Circle Tavern “Edgar Allan Poe Night” Offers Chains, Wine, And Cement Special
THE CIRCLE TAVERN – Upperclassmen perusing Herrd last week were elated to see an advertisement from the Circle Tavern at the top of their page. Thursday’s “Chains, Wine, and Cement Special” drew students in with promises of giveaways, discounted appetizers, and a sampling of a rare drink known only as “Herrd Juice.” Upperclassmen, including Fortune Atto (MCAS ’22,), flooded to Circle to see what all the fuss was about.
“I’m really excited,” Atto apparently said to his friend, Luke Chesi (MCAS ‘22,) before entering the bar. “I mean, I’m kind of a mixologist myself and I wanna see if this new drink is the real deal. Also, it helps that I’m best friends with the bartender — he doesn’t know it, but we are.”
After getting their IDs checked, Atto and his friends were allegedly shown into the basement by an ominous figure. According to Chesi, the figure had a lot to say about the quality of the special drink.
“Oh yeah, this stuff is good,” the figure reportedly said. “It’s Deep Eddy Lime, Apple Juice, and a little something called Amontillado.” The figure then followed the group down to the basement with a trowel and bucket of what looked like cement in his hands.
As the group proceeded deeper into the basement, Chesi became concerned about the whereabouts of the coveted “Herrd Juice.” When pressed, the ominous figure provided little information.
“He said some bullshit like ‘it’s farther on,’ and when I asked how much farther, he said ‘observe the white web-work which gleams from these cavern walls,’” Chesi said. “I turned back when the dude accidentally dropped a bunch of chains and handcuffs out of his billowing black robes, but Fortune had no problem following him all the way down.”
Chesi noted that he has not seen Atto at all since that fateful night, but has received a number of cryptic text messages over the past few days.
“The first one was like ‘Wya?
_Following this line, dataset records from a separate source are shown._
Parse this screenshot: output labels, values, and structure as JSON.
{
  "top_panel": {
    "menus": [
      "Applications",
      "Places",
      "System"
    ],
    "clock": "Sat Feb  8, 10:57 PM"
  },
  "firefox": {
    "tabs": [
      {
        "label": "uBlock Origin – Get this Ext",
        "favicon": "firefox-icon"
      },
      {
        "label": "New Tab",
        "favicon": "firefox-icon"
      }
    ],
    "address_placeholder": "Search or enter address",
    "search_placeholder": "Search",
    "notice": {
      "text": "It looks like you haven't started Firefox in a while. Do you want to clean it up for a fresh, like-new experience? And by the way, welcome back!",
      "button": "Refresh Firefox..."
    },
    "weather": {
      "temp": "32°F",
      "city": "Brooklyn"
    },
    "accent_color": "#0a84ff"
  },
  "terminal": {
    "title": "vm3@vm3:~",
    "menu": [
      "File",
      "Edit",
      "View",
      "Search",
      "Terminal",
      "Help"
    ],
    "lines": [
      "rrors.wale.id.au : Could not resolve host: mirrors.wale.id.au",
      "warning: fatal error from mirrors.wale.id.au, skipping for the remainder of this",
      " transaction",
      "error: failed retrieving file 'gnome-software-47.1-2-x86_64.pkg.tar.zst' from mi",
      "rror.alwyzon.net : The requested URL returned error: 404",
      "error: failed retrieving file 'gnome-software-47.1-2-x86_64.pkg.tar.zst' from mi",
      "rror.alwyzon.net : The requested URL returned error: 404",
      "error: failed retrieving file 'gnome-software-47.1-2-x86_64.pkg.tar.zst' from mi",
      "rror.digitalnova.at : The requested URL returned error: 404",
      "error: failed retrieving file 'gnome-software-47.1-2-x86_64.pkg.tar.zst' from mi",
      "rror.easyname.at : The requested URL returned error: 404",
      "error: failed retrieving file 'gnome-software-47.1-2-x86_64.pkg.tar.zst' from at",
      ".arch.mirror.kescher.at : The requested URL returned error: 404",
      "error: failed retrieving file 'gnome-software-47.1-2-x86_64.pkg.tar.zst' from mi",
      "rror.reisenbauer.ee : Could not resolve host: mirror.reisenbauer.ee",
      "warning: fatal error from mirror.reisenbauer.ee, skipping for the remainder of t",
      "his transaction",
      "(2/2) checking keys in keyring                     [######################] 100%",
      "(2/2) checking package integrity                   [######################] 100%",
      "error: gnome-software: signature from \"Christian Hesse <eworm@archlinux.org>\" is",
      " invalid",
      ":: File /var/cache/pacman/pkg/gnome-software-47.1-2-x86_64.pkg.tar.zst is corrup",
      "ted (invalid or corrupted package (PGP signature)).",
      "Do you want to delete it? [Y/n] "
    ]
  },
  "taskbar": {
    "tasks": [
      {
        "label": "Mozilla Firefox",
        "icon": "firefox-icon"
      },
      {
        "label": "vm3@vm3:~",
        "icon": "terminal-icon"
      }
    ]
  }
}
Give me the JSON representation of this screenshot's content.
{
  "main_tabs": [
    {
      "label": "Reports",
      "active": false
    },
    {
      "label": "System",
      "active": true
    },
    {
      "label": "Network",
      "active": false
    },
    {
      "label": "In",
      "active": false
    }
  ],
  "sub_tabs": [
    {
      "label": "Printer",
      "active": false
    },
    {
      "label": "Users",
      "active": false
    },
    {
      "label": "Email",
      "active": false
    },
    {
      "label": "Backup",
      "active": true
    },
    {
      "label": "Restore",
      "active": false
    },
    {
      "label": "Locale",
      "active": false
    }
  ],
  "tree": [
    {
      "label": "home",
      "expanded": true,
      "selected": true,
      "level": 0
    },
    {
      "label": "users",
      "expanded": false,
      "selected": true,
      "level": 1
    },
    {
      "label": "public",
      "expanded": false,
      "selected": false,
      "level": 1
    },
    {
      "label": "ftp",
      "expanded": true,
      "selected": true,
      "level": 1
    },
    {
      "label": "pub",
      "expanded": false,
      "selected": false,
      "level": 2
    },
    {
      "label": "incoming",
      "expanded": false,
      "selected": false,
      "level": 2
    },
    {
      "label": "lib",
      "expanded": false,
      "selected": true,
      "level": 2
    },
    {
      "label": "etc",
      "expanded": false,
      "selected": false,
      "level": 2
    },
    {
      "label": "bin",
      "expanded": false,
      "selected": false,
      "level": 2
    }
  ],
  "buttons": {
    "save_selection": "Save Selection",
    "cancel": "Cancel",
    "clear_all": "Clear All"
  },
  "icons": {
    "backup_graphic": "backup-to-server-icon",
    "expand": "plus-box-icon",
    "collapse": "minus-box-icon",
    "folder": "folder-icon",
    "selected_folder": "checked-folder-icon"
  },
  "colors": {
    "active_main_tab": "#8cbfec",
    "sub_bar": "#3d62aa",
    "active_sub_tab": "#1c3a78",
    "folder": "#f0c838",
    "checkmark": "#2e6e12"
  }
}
They’re playing Shape of You,’ and then the next one was like ‘help me get these chains off!’ Whatever that means.”
Other students present at Circle last Thursday claim Atto was plastered by the time they left the bar.
“He was totally wasted,” said Edgar Allenpo (CSOM ‘22). “Probably wouldn’t have even noticed if someone started doing some minor construction right in front of him. Or something like that.”
At press time, “Levitating” could be heard playing from just beyond a newly cemented wall blocking off Circle basement.